Şeyma Nur Gürses [1]
“Mikropların öldürmeye başlaması için kuvvetli bir tahrik gerekir, ölümler başladığında onları durdurmak içinse çok daha güçlü bir çaba.” (Andrew Nikiforuk, 1996, 16)
Kitabın yazarı olan Andrew Nikiforuk, Kanadalı bir gazetecidir. Ağırlıklı olarak petrol endüstrisi, çevre kirliliği, insanlığı bekleyen felaketler ve devletlerin rolü üzerine yazdığı yazılarıyla tanınır. 1989, 1990 ve 1993’te Kanada Basın Derneği’nin Araştırmacı Gazetecilik Ödülü’nü alan yazar, 1991’de AIDS üzerine bir dizi makale yazmıştır. Salgın hastalıklarla ilgili “Pandemonium: Bird Flu, Mad Cow Disease and Other Biological Plagues of the 21st Century” isimli bir kitabı daha vardır.
Mahşerin Dördüncü Atlısı kitabının yazımında mikrop tarihçileri ve bakteri gözlemcileri olan bir grup insandan yardım aldığını belirtir. Bakteriler dünyasına ilgi duyduğunu ve bunu halk sağlığında birer öncü olan anne ve babasına borçlu olduğunu söyler.
Salgın hastalıklarla ilgili birçok kitap yazılmıştır. Genellikle bu kitaplar tek bir hastalık üzerinedir. Bu kitapta olduğu gibi tarihte yaşanmış birçok salgın hastalığı içine alan bazı kitaplar da bulunmaktadır. Bunlardan biri Irwin W. Sherman’ın yazdığı “Dünyamızı Değiştiren On İki Hastalık” kitabıdır. Mahşerin Dördüncü Atlısı kitabının bu kitaplardan farkı, hastalıkları sağlık boyutunun yanında sosyal boyutuyla da ele almasıdır.
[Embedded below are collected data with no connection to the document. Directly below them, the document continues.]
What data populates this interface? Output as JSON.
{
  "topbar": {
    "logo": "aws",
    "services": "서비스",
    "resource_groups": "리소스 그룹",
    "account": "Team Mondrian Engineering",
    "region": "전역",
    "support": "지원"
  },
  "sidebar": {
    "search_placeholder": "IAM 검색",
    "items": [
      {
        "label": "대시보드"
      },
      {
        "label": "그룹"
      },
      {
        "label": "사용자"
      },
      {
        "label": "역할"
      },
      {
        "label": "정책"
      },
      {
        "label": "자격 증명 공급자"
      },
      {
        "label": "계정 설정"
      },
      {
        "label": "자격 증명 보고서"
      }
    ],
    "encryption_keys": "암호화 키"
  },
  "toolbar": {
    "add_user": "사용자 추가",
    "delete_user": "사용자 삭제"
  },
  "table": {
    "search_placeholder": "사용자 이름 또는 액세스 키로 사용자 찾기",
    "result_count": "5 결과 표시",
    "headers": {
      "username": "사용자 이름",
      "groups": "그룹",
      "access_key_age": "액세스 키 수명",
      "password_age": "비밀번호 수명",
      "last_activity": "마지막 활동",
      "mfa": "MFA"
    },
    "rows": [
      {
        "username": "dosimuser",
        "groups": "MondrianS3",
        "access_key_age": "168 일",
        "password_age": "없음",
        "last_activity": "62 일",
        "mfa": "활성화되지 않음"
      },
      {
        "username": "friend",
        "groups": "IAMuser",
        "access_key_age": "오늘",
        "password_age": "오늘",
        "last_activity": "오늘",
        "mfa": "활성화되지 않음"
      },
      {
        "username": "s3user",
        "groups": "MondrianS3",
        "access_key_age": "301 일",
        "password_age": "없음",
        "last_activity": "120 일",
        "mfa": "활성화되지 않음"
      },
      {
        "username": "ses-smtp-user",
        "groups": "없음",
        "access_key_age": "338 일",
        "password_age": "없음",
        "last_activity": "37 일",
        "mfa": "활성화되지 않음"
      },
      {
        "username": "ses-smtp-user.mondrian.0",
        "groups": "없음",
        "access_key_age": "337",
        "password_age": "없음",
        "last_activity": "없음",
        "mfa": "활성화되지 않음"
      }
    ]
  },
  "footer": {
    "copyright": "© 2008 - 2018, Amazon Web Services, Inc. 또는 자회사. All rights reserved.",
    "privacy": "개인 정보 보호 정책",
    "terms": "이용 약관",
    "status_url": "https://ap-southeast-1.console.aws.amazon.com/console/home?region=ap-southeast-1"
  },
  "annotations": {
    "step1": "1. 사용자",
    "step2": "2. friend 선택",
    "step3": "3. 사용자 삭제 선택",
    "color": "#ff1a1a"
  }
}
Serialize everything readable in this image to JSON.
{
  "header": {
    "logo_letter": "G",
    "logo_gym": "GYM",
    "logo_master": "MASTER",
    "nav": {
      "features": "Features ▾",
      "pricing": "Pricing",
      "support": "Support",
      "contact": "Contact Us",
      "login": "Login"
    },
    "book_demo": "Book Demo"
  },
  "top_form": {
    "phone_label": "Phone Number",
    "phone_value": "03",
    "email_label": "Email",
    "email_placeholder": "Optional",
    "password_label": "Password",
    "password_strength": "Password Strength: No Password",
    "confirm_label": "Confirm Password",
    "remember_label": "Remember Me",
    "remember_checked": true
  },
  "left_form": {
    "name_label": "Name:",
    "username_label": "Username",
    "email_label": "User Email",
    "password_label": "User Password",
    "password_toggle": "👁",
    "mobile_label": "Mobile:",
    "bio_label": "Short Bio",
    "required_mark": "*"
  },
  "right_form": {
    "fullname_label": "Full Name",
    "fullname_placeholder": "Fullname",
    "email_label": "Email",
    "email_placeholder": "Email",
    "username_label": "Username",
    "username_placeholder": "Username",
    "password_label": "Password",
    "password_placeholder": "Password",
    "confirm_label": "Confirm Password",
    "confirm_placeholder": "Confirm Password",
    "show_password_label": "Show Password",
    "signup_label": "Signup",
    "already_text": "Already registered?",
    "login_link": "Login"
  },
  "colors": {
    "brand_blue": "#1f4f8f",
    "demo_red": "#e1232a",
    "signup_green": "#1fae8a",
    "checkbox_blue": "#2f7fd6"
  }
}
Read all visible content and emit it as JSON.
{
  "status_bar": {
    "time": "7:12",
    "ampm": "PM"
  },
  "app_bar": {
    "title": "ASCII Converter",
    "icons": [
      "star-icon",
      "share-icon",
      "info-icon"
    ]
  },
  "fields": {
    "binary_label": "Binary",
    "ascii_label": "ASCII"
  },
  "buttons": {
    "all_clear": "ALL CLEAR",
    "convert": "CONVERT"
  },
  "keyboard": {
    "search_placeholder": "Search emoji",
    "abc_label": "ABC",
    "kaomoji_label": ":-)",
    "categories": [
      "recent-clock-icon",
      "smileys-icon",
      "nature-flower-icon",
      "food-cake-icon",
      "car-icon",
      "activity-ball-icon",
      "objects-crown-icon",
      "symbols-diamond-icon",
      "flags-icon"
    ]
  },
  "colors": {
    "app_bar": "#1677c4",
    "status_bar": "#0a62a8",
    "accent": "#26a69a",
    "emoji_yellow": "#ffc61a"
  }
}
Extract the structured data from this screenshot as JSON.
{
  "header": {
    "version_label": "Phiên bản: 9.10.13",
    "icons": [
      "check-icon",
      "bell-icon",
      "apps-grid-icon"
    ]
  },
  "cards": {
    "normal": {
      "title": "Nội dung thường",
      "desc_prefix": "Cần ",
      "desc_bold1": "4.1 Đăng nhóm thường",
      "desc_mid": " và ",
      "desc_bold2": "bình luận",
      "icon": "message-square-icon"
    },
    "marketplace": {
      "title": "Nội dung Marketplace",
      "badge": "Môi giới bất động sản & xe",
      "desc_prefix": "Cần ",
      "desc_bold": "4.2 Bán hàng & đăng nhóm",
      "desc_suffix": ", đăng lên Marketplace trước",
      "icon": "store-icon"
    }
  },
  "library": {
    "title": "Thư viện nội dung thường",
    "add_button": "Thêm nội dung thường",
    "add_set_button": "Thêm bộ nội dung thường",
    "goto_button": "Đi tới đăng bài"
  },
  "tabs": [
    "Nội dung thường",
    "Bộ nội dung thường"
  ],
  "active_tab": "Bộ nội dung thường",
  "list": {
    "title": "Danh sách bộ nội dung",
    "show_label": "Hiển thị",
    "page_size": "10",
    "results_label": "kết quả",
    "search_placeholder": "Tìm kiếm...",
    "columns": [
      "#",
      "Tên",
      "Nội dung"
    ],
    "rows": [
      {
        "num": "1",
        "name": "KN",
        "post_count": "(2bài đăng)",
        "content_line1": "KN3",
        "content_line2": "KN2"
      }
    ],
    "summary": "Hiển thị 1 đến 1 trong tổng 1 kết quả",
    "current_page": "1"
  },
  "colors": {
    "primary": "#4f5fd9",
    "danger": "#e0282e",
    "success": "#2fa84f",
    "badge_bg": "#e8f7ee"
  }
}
Salgın hastalıklar; geçmişte insanlığın geçirmiş olduğu tecrübelerden faydalanabilmek adına önemli bir konudur. Bu kitap, bahsi geçen hastalıkların yayılmasında sosyal hayatın önemini anlamak açısından dikkate değer bir kitaptır.
İlk baskısı 1991 yılında yapılan kitap, 1996 yılında güncelleştirilmiş haliyle tekrar basılır. Kitapta giriş ve son söz kısımları da dahil olmak üzere toplam on dört bölüm vardır. Girişten sonraki bölümde mikroorganizmalar hakkında genel bir bilgi veren yazar, sonrasında her bölümde bir salgın hastalığın tarihine değinir. Anlatımlarında salgın hastalıklarla ilgili bazı resimlere ve alıntılara da yer vermiştir.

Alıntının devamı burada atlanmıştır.